13.1. Types of tests
- Unit tests:
- Tool implementation and argument validation
- Contract tests:
- Ensure
parametersschema matches actual function signature
- Ensure
- Behavioral tests:
- Given a user input, does the model:
- Choose the right tool?
- Fill arguments correctly?
- Avoid unsafe actions?
- Given a user input, does the model:
13.2. Synthetic and real data
- Create synthetic scenarios:
- “User asks to schedule a meeting during blocked hours”
- “User without permission requests admin-only report”
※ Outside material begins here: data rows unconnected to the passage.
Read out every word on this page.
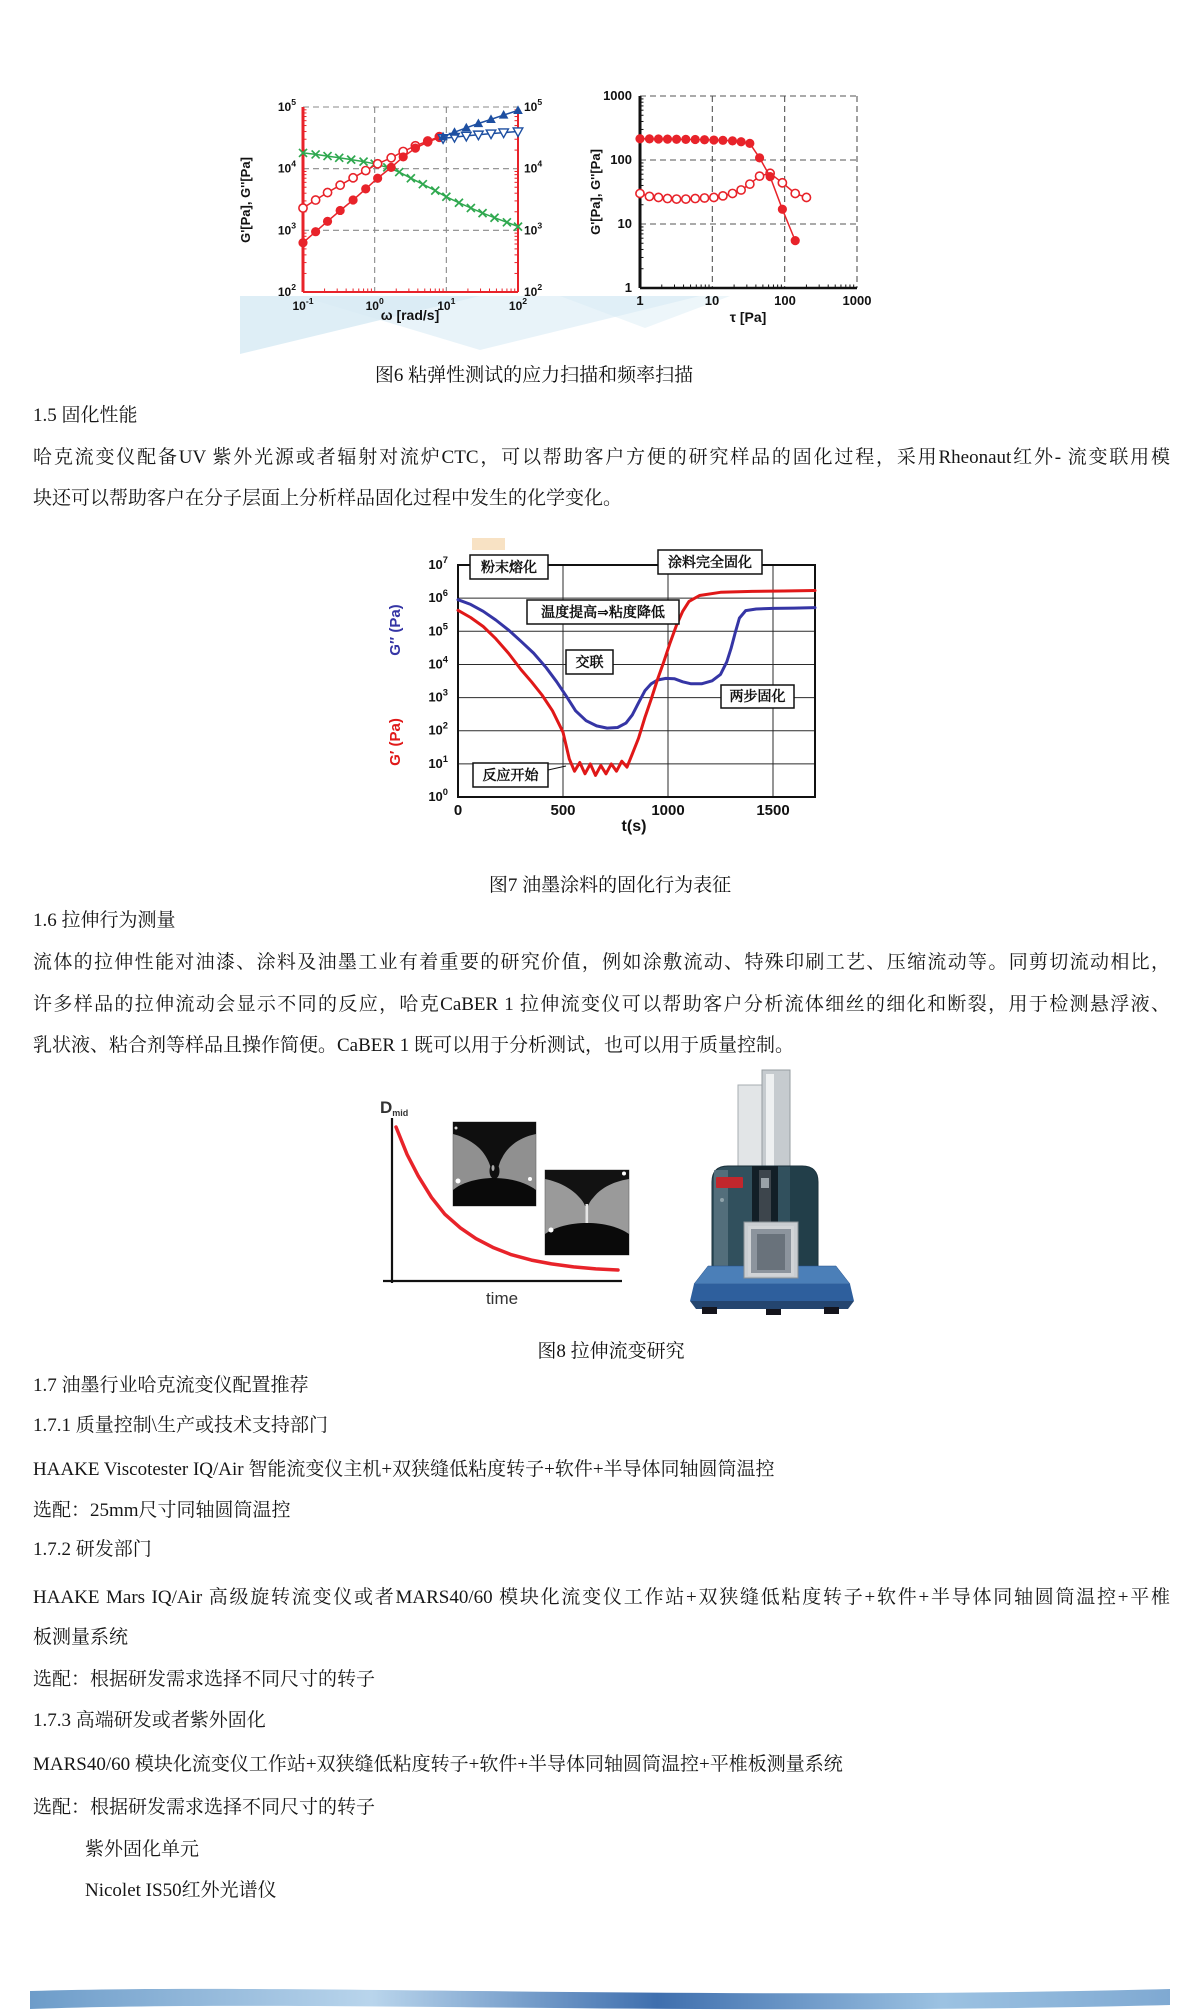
$10^5$	$10^5$
$10^4$	$10^4$
$10^3$	$10^3$
$10^2$	$10^2$
$10^{-1}$	$10^0$	$10^1$	$10^2$
ω [rad/s]
G'[Pa], G''[Pa]
1000
100
10
1
1	10	100	1000
τ [Pa]
G'[Pa], G''[Pa]
$10^7$
$10^6$
$10^5$
$10^4$
$10^3$
$10^2$
$10^1$
$10^0$
0	500	1000	1500
t(s)
G″ (Pa)
G′ (Pa)
粉末熔化
温度提高⇒粘度降低
交联
涂料完全固化
两步固化
反应开始
Dmid
time
图6 粘弹性测试的应力扫描和频率扫描
图7 油墨涂料的固化行为表征
图8 拉伸流变研究
1.5 固化性能
哈克流变仪配备UV 紫外光源或者辐射对流炉CTC，可以帮助客户方便的研究样品的固化过程，采用Rheonaut红外- 流变联用模
块还可以帮助客户在分子层面上分析样品固化过程中发生的化学变化。
1.6 拉伸行为测量
流体的拉伸性能对油漆、涂料及油墨工业有着重要的研究价值，例如涂敷流动、特殊印刷工艺、压缩流动等。同剪切流动相比，
许多样品的拉伸流动会显示不同的反应，哈克CaBER 1 拉伸流变仪可以帮助客户分析流体细丝的细化和断裂，用于检测悬浮液、
乳状液、粘合剂等样品且操作简便。CaBER 1 既可以用于分析测试，也可以用于质量控制。
1.7 油墨行业哈克流变仪配置推荐
1.7.1 质量控制\生产或技术支持部门
HAAKE Viscotester IQ/Air 智能流变仪主机+双狭缝低粘度转子+软件+半导体同轴圆筒温控
选配：25mm尺寸同轴圆筒温控
1.7.2 研发部门
HAAKE Mars IQ/Air 高级旋转流变仪或者MARS40/60 模块化流变仪工作站+双狭缝低粘度转子+软件+半导体同轴圆筒温控+平椎
板测量系统
选配：根据研发需求选择不同尺寸的转子
1.7.3 高端研发或者紫外固化
MARS40/60 模块化流变仪工作站+双狭缝低粘度转子+软件+半导体同轴圆筒温控+平椎板测量系统
选配：根据研发需求选择不同尺寸的转子
紫外固化单元
Nicolet IS50红外光谱仪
- Log real traffic, label outcomes, and:
- Measure tool selection accuracy
- Identify common failure patterns
- Iterate on tool descriptions and prompts
14. Summary and Key Takeaways
Tool calling turns LLMs into orchestrators of software, but it’s not magic. It’s a protocol with defined moving parts:
- Schemas and descriptions teach the model what tools exist and how to use them
- The model’s job is to:
- Decide if and which tool to call
- Construct arguments
- Your middleware’s job is to:
- Validate, execute, and log tool calls
- Inject results back as observations
- Control loops, errors, and security
- Reliability comes from:
- Strong schemas
- Clear system prompts
- Strict validation and authorization
- Thoughtful error handling and evaluation
If you treat tool calling as a distributed system interface rather than a black-box “agent”, you can build AI features that are both powerful and trustworthy.
Further Resources
If you want to go deeper, explore:
- Official tool/function calling docs from major providers (OpenAI, Anthropic, etc.)
- Papers and blog posts on:
- ReAct (Reasoning + Acting) patterns
- Agent architectures and planning strategies
- Libraries / frameworks:
- LangChain, LlamaIndex, Semantic Kernel, and others that provide higher-level abstractions over tool calling
Use these as reference implementations, but always understand and control the underlying anatomy described here—that’s where reliability and safety truly live.